Something else has changed, according to one relative of the pair: 'People then didn't want to ruin each others' lives. The love affairs and so on went on just the same as they do today - the difference was, people didn't rat on each other. They wouldn't have dreamt of ringing up a paper: they'd have been absolutely horrified.'

For the politicians concerned, this must have been a good thing. If they were reasonably discreet, their private lives remained a matter for themselves and their immediate circle. Boothby's constituents never had to decide whether their much- loved MP was compromised by his behaviour, since it was never paraded through the tabloids.

Macmillan was prime minister at the time of the Profumo-Keeler scandal in 1963. The exposure of Profumo's flagrant infidelity must have been especially painful in view of his own situation, and it explains his outrage when the affair came to light. Yet no whisper of gossip about Dorothy ever escaped from the still tightly-knit establishment.

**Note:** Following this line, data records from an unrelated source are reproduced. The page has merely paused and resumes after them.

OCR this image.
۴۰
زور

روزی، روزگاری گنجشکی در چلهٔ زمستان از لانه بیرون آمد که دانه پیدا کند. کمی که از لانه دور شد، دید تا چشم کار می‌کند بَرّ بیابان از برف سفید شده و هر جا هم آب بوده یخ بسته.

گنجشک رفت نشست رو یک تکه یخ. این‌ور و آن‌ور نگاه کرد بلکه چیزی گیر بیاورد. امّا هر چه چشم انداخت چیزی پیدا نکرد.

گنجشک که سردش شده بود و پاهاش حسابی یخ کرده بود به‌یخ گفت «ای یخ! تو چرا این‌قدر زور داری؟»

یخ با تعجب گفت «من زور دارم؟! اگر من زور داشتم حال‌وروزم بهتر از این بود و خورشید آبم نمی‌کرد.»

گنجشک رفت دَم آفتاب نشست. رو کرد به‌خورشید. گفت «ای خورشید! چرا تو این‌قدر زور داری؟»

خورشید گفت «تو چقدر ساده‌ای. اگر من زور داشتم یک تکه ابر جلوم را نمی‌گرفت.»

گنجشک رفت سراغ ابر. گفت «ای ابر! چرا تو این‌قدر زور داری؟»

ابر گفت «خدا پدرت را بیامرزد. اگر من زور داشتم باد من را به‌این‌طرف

Many people argue that today's public gossip is indefensible. Lord Hailsham, the former Lord Chancellor, believes the law should be changed to protect people's privacy: politicians or anyone else. 'I can only suppose, without knowing anything about that particular relationship, that these considerations obtained, and I think it's more decent and more civilised. There is a moral right to privacy and I think it should be a legal right. The highest moral standards should be demanded, but if people do fall by the wayside I think their privacy should be respected. Everybody's entitled to that.'

Telephoto lenses and tape recorders mean that nobody's private life is safe, although their use may soon be restricted. Some people have protested that those in authority over us should be open to public scrutiny. But human sexuality is notoriously hard to regulate, and the fear of being found out does not guarantee faithful husbands, nor does fidelity necessarily make for happy wives.

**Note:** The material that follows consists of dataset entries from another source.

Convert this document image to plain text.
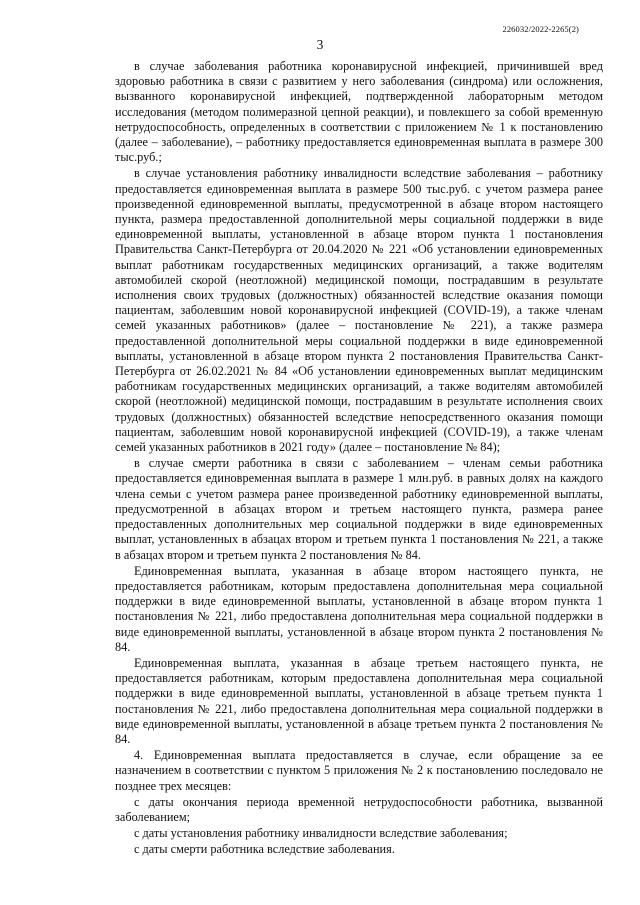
226032/2022-2265(2)
3

в случае заболевания работника коронавирусной инфекцией, причинившей вред здоровью работника в связи с развитием у него заболевания (синдрома) или осложнения, вызванного коронавирусной инфекцией, подтвержденной лабораторным методом исследования (методом полимеразной цепной реакции), и повлекшего за собой временную нетрудоспособность, определенных в соответствии с приложением № 1 к постановлению (далее – заболевание), – работнику предоставляется единовременная выплата в размере 300 тыс.руб.;

в случае установления работнику инвалидности вследствие заболевания – работнику предоставляется единовременная выплата в размере 500 тыс.руб. с учетом размера ранее произведенной единовременной выплаты, предусмотренной в абзаце втором настоящего пункта, размера предоставленной дополнительной меры социальной поддержки в виде единовременной выплаты, установленной в абзаце втором пункта 1 постановления Правительства Санкт-Петербурга от 20.04.2020 № 221 «Об установлении единовременных выплат работникам государственных медицинских организаций, а также водителям автомобилей скорой (неотложной) медицинской помощи, пострадавшим в результате исполнения своих трудовых (должностных) обязанностей вследствие оказания помощи пациентам, заболевшим новой коронавирусной инфекцией (COVID-19), а также членам семей указанных работников» (далее – постановление № 221), а также размера предоставленной дополнительной меры социальной поддержки в виде единовременной выплаты, установленной в абзаце втором пункта 2 постановления Правительства Санкт-Петербурга от 26.02.2021 № 84 «Об установлении единовременных выплат медицинским работникам государственных медицинских организаций, а также водителям автомобилей скорой (неотложной) медицинской помощи, пострадавшим в результате исполнения своих трудовых (должностных) обязанностей вследствие непосредственного оказания помощи пациентам, заболевшим новой коронавирусной инфекцией (COVID-19), а также членам семей указанных работников в 2021 году» (далее – постановление № 84);

в случае смерти работника в связи с заболеванием – членам семьи работника предоставляется единовременная выплата в размере 1 млн.руб. в равных долях на каждого члена семьи с учетом размера ранее произведенной работнику единовременной выплаты, предусмотренной в абзацах втором и третьем настоящего пункта, размера ранее предоставленных дополнительных мер социальной поддержки в виде единовременных выплат, установленных в абзацах втором и третьем пункта 1 постановления № 221, а также в абзацах втором и третьем пункта 2 постановления № 84.

Единовременная выплата, указанная в абзаце втором настоящего пункта, не предоставляется работникам, которым предоставлена дополнительная мера социальной поддержки в виде единовременной выплаты, установленной в абзаце втором пункта 1 постановления № 221, либо предоставлена дополнительная мера социальной поддержки в виде единовременной выплаты, установленной в абзаце втором пункта 2 постановления № 84.

Единовременная выплата, указанная в абзаце третьем настоящего пункта, не предоставляется работникам, которым предоставлена дополнительная мера социальной поддержки в виде единовременной выплаты, установленной в абзаце третьем пункта 1 постановления № 221, либо предоставлена дополнительная мера социальной поддержки в виде единовременной выплаты, установленной в абзаце третьем пункта 2 постановления № 84.

4. Единовременная выплата предоставляется в случае, если обращение за ее назначением в соответствии с пунктом 5 приложения № 2 к постановлению последовало не позднее трех месяцев:

с даты окончания периода временной нетрудоспособности работника, вызванной заболеванием;

с даты установления работнику инвалидности вследствие заболевания;

с даты смерти работника вследствие заболевания.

In one respect, things today are better then they were. Now that little stigma is attached to illegitimacy, the considerations that used to limit women's sexual behaviour are no longer punitive. If Tim Yeo and Julia Stent's daughter grows up to live a happy life; if she knows her father's identity from the beginning, this - in the light of Sarah Macmillan's tragic life - is all to the good. The innocent children of ecstatic, illicit liaisons suffered in the past as much if not more than their parents. Not any longer.